Most of this continuous strip is in the State of São Paulo. Mercival chose five areas in environmentally protected zones to collect samples of the genetic diversity of the blue-backed manakins: the Petar state park, on the border of the State of Paraná, the Carlos Botelho state park, close to the city of Sorocaba, and the Cubatão, Caraguatatuba and Picinguaba Centers of the Serra do Mar State Park – all of them under the management of the Forestry Institute. The lucky animals that live in the 415 kilometers that separate the Petar and the Picinguaba Center enjoy more than 17,300 square kilometers of forest. In the researcher’s opinion, this was a unique opportunity to study the behavior of dancing birds when they are not restricted to clumps of forests surrounded by sugarcane plantations or urban areas.

In the five chosen areas, Mercival drew blood samples from males that participated in the dancing groups and analyzed ten stretches of selected DNA to analyze the kinship. The idea was to see whether family ties, that explain a lot of the solidarity in animals, are behind this dance – helping siblings is seen by biologists as an indirect way of perpetuating genes, a strategy encouraged by evolution. However, the results show that this is not the case with manakins. Groups of dancers might include kin males, but this is not what brings them together. “They remain where they were born, and sometimes by chance end up in a lek where they have no next-of-kin,” says the biologist.

All in all
This discovery is not really a surprise. The same pattern was already observed in other manakins of the Chiroxiphia lanceolata species that inhabit the Amazon Region and Central America, and that resemble the manakins of the Mata Atlântica rain forest, but the blue is restricted to their backs, as if it were a cover. Studies conducted in Panama since 1999 by American biologist Emily DuVal, from Florida State University, showed that these birds dance in pairs, which are not formed through family ties. Observing the feathered pas de deux year after year, Emily unraveled a stronger stimulus than brotherly solidarity: the subordinate males have a better chance of moving up to the alpha position than any of the males that do not take part in the dancing.

Mercival believes that the rules of the game are the same in the case of his manakins. “The chance of reproducing is zero for males that are not part of the lek. For those that participate, the opportunities are rare, but they do exist.” The researcher intends to continue detailed research to understand the succession in the ballet corps of the blue backed manakins.

He is worried about the deforestation of the Mata Atlântica rainforest, which isolates plants and animals in clumps of forest.
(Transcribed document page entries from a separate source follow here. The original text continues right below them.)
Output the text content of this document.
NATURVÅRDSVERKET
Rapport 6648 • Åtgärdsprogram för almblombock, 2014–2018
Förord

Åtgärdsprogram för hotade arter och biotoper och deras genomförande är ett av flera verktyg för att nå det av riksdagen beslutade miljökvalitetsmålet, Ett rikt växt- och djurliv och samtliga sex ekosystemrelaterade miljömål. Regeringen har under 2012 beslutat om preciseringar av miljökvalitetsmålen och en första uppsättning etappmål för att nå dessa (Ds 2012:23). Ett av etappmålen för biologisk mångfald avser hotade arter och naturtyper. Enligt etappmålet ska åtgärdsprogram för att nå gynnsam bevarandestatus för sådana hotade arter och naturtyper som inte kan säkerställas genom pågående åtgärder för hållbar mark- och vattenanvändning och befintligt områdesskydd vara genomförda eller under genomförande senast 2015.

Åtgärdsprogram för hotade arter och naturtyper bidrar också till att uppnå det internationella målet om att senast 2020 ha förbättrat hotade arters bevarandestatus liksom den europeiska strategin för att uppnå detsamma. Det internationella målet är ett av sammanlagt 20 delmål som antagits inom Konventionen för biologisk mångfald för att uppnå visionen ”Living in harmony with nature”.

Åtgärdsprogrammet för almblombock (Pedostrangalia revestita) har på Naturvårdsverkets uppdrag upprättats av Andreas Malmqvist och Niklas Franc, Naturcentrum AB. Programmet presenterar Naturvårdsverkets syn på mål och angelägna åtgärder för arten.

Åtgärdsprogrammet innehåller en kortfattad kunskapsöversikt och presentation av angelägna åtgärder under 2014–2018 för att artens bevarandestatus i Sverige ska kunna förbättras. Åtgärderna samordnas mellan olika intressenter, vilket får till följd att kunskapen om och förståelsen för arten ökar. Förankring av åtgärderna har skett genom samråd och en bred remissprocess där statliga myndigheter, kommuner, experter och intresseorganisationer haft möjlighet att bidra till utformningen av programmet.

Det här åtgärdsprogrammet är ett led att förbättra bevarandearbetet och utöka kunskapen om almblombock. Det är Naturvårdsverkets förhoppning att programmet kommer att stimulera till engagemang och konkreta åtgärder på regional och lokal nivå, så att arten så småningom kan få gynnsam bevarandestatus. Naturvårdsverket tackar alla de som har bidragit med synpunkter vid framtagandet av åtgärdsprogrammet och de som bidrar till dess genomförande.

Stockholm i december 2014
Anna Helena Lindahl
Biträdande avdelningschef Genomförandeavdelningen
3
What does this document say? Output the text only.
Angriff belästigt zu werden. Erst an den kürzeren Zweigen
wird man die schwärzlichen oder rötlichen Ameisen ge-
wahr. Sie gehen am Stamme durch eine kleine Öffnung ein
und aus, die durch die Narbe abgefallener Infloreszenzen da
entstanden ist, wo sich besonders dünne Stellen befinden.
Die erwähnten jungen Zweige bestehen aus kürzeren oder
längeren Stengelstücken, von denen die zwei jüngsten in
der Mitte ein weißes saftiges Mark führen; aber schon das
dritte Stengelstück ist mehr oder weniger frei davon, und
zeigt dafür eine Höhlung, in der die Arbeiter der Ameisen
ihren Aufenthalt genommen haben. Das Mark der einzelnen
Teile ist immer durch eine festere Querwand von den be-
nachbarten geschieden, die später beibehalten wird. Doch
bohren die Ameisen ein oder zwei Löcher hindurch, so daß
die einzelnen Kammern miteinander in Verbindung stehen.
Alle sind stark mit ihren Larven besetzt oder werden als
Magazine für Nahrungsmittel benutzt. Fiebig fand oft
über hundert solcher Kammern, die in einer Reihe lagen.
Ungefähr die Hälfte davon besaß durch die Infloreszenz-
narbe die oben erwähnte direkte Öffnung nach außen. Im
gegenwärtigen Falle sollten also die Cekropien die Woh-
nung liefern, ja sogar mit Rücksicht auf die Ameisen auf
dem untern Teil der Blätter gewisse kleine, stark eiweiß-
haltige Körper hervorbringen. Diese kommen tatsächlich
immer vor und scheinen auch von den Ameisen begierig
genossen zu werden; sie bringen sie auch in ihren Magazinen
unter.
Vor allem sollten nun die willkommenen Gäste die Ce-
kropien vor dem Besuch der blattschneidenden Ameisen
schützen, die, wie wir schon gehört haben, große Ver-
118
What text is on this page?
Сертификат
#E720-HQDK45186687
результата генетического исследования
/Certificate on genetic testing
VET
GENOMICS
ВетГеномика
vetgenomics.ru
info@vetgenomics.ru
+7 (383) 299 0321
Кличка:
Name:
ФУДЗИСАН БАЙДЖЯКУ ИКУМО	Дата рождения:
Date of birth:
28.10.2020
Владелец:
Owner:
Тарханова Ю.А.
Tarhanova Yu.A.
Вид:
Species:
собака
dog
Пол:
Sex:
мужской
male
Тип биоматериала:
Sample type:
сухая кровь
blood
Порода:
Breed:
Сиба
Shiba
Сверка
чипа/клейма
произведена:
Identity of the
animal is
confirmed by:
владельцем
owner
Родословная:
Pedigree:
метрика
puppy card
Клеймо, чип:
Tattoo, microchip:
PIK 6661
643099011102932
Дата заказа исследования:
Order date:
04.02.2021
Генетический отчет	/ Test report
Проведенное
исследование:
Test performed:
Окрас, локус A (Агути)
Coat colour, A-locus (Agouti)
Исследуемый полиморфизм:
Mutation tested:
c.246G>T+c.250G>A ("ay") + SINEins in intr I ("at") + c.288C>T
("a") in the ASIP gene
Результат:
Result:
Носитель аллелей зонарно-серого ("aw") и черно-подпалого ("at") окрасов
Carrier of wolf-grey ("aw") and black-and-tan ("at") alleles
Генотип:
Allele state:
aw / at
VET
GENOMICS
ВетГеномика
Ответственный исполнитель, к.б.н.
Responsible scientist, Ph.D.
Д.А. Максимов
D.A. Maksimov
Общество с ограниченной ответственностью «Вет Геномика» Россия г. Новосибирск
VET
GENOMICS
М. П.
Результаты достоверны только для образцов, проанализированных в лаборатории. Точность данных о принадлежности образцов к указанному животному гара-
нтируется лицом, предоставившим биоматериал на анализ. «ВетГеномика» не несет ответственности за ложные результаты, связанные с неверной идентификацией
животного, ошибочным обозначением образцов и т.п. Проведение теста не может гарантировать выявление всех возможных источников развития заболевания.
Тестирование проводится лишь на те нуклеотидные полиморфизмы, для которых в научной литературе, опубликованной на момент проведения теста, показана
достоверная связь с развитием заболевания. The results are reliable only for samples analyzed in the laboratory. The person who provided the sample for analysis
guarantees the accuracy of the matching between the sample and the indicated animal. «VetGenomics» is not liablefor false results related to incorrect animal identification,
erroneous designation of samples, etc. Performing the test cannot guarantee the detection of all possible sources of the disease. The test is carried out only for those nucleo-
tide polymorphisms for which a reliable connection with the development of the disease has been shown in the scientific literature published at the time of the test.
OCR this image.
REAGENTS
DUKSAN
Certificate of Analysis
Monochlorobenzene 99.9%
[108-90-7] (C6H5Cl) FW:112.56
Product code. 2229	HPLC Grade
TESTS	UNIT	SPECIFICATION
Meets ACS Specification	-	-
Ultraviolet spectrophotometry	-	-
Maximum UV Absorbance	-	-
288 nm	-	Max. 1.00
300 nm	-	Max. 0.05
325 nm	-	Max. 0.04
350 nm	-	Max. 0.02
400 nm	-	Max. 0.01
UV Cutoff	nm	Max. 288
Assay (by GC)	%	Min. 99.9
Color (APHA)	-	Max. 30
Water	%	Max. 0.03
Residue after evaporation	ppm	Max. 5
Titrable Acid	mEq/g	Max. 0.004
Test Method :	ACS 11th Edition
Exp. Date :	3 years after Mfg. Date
In an article published at the end of 2007 in the journal Molecular Ecology, together with Pedro Galetti Junior, from the São Carlos campus of UFSCar, and with the Lisle Gibbs, from the State University of Ohio, in the United States, Mercival compared the genetic diversity in the five areas he was studying and showed that the greater the geographic distance, the more different the populations from the genetic point of view – a sign that the manakins stay close to where they were born, rather than migrating over long distances to spread their genetic material. “We found unique alleles in all the places where we did the research,” says the biologist, referring to the different forms that each gene can take on. This means that every lost forest takes with itself part of the genetic diversity of the blue backed manakin. In regions where the genetic variability is no longer so significant, the loss of whatever diversity still exists can result in populations that are highly susceptible to deformities and diseases caused by defective genes – for the same reason that consanguineous marriages between human beings are avoided. As deforestation advances, the word “dance” runs the risk of taking on its figurative meaning in the case of the manakins.